I finetuned a BERT VITS 2 text to speech model, and used the export to onnx code to convert the model to an ONNX model. I want to use the model with Barracuda in Unity, and this only allows for one ONNX file. However, the export to ONNX code in BERT VITS 2 gives six different ONNX models: Speaker_dec.onnx, Speaker_dp.onnx, Speaker_emb.onnx, Speaker_enc_p.onnx, Speaker_flow.onnx, Speaker_sdp.onnx.
I tried merging these models using the compose method provided in the ONNX API per the below code.
import onnx
from onnx import compose
model_files = [
""
]
# Load the first model
merged_model = onnx.load(model_files[0])
# Start merging from the second model
for i in range(1, len(model_files)):
current_model = onnx.load(model_files[i])
# Add a prefix to the current model to avoid name clashes
current_model_with_prefix = compose.add_prefix(current_model, prefix=f"m{i}_")
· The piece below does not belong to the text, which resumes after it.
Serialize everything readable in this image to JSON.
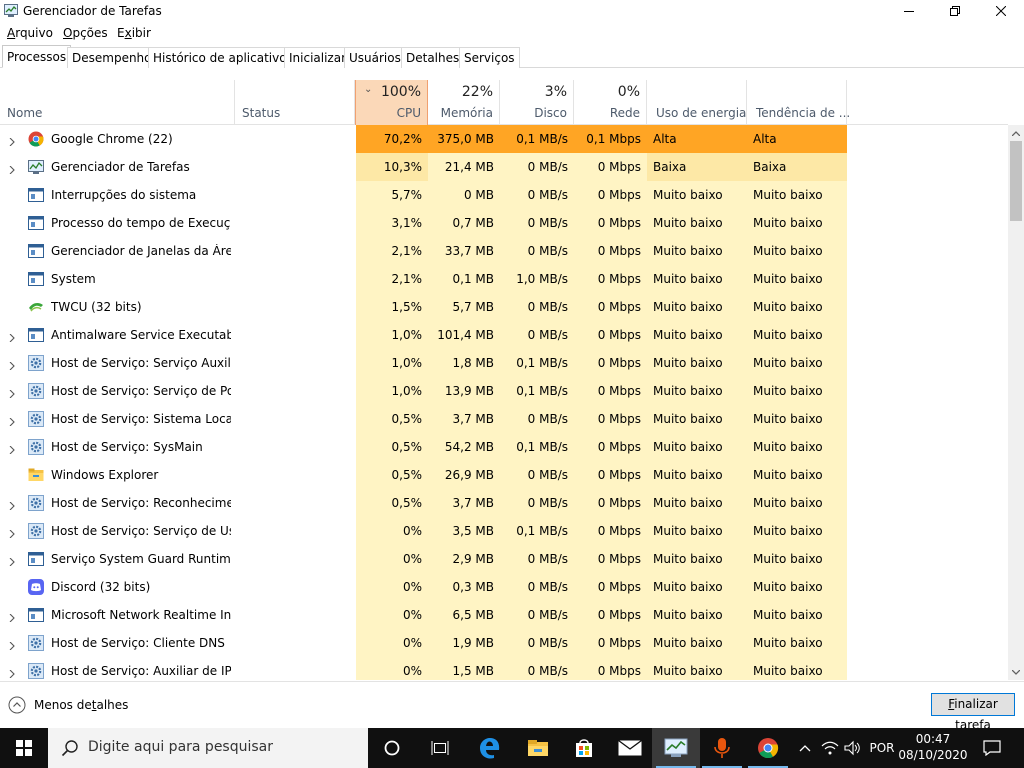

# Now, create an io_map that connects the last output of the merged_model to the first input of current_model_with_prefix
io_map = [(output.name, input.name) for output, input in zip(merged_model.graph.output, current_model_with_prefix.graph.input)]
# Merge the models
merged_model = compose.merge_models(merged_model, current_model_with_prefix, io_map=io_map)
# Save the merged model to a new ONNX file
onnx.save(merged_model, "combined_model.onnx")
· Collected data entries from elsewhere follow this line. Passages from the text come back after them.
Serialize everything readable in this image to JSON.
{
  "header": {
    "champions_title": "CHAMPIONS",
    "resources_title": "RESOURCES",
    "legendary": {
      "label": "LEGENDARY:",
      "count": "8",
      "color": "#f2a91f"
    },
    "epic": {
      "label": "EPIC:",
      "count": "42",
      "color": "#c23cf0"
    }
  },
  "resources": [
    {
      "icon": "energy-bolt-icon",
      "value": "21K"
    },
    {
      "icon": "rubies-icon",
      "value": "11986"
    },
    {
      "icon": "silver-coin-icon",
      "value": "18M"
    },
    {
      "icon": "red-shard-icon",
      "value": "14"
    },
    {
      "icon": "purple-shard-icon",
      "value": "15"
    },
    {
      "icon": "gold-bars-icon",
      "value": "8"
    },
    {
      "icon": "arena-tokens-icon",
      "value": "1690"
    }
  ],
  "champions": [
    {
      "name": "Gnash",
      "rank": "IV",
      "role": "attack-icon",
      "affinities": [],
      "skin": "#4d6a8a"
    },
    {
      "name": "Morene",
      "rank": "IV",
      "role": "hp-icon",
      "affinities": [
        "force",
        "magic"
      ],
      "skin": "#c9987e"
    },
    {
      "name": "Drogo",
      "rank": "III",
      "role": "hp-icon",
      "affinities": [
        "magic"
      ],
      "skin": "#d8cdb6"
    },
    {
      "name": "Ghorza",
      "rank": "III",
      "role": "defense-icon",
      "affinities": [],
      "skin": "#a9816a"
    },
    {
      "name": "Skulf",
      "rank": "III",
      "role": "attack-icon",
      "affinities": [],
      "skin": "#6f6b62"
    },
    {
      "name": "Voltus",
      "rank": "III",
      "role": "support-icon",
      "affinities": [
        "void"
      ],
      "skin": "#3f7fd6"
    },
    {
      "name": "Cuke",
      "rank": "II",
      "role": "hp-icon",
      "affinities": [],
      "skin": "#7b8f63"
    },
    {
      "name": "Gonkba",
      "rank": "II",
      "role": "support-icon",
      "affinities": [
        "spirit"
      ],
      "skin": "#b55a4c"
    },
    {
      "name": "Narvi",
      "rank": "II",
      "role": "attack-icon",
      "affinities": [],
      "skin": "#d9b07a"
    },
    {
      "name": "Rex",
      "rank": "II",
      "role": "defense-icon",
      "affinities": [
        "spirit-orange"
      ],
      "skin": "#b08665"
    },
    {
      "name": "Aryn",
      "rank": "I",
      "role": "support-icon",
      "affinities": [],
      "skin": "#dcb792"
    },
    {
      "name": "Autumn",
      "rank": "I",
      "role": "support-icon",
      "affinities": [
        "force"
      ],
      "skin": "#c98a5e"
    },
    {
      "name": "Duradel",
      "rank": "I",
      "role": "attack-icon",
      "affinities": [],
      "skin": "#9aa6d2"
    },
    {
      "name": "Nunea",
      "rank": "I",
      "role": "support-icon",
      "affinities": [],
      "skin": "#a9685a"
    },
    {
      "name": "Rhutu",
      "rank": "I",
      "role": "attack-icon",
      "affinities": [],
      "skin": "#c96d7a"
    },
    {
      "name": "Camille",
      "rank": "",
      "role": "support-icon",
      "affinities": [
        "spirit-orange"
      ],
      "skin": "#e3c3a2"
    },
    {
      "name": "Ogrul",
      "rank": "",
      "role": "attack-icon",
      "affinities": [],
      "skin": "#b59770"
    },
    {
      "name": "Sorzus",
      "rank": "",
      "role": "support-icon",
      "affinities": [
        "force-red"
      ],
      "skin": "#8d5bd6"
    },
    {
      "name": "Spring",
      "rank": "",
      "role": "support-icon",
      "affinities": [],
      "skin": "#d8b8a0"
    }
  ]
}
When I try to load this model, however, I run into the following error:
Input Name: z_in, Output Name: o
Traceback (most recent call last):
File "c:\EasyBertVits2\Playing around\testing.py", line
19, in <module>
outputs = session.run([output_name], {input_name: input_data})
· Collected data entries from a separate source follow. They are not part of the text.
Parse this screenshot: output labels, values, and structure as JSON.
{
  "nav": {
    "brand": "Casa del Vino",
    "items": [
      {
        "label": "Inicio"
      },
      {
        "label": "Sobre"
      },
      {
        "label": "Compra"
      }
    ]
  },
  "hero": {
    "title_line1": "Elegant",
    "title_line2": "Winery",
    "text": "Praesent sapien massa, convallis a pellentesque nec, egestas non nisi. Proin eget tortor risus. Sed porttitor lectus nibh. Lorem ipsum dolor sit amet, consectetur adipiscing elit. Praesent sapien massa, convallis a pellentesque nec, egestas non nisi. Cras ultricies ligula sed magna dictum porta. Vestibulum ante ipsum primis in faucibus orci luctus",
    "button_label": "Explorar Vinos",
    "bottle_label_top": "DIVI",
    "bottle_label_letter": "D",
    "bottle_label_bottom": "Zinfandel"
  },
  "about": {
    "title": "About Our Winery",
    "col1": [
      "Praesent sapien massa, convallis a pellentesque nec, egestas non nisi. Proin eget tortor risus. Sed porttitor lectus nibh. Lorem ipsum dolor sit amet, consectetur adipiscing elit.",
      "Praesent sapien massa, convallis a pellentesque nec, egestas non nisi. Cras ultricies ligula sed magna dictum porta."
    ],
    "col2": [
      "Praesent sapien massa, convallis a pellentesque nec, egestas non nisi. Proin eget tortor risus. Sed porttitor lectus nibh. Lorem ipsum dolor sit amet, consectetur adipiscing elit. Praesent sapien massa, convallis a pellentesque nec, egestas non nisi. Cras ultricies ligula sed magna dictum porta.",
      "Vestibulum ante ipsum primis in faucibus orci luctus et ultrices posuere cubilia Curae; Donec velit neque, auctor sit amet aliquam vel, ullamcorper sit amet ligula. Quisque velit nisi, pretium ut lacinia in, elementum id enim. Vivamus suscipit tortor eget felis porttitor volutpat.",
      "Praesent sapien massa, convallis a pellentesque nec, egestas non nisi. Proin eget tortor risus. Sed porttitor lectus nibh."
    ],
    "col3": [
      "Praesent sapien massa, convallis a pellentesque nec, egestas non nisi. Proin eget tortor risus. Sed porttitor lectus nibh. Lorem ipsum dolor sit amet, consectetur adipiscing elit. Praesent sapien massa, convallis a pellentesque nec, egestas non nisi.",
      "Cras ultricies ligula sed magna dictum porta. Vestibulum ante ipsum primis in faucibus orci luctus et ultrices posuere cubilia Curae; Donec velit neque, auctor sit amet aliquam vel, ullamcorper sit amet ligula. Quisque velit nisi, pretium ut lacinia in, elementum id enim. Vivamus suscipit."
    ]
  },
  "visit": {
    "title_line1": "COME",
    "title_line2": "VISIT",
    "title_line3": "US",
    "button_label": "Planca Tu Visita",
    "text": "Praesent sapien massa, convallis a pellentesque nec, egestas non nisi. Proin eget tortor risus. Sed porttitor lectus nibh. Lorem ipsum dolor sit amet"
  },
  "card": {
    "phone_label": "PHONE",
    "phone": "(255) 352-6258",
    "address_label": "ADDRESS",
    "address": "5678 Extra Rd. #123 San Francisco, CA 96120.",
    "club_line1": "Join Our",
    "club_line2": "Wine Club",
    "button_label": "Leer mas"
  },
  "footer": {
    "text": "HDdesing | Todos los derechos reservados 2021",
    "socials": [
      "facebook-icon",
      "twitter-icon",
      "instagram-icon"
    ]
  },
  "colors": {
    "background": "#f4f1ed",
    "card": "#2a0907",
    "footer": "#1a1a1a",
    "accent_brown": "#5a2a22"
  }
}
File "c:\Users\User\AppData\Local\Programs\Python\Python310\lib\site-packages\onnxruntime\capi\onnxruntime_inference_collection.py", line 196, in run
raise ValueError("Model requires {} inputs. Input Feed contains {}".format(num_required_inputs, num_inputs))
ValueError: Model requires 2 inputs. Input Feed contains 1
How can I merge the models correctly so that I can use it as one ONNX model?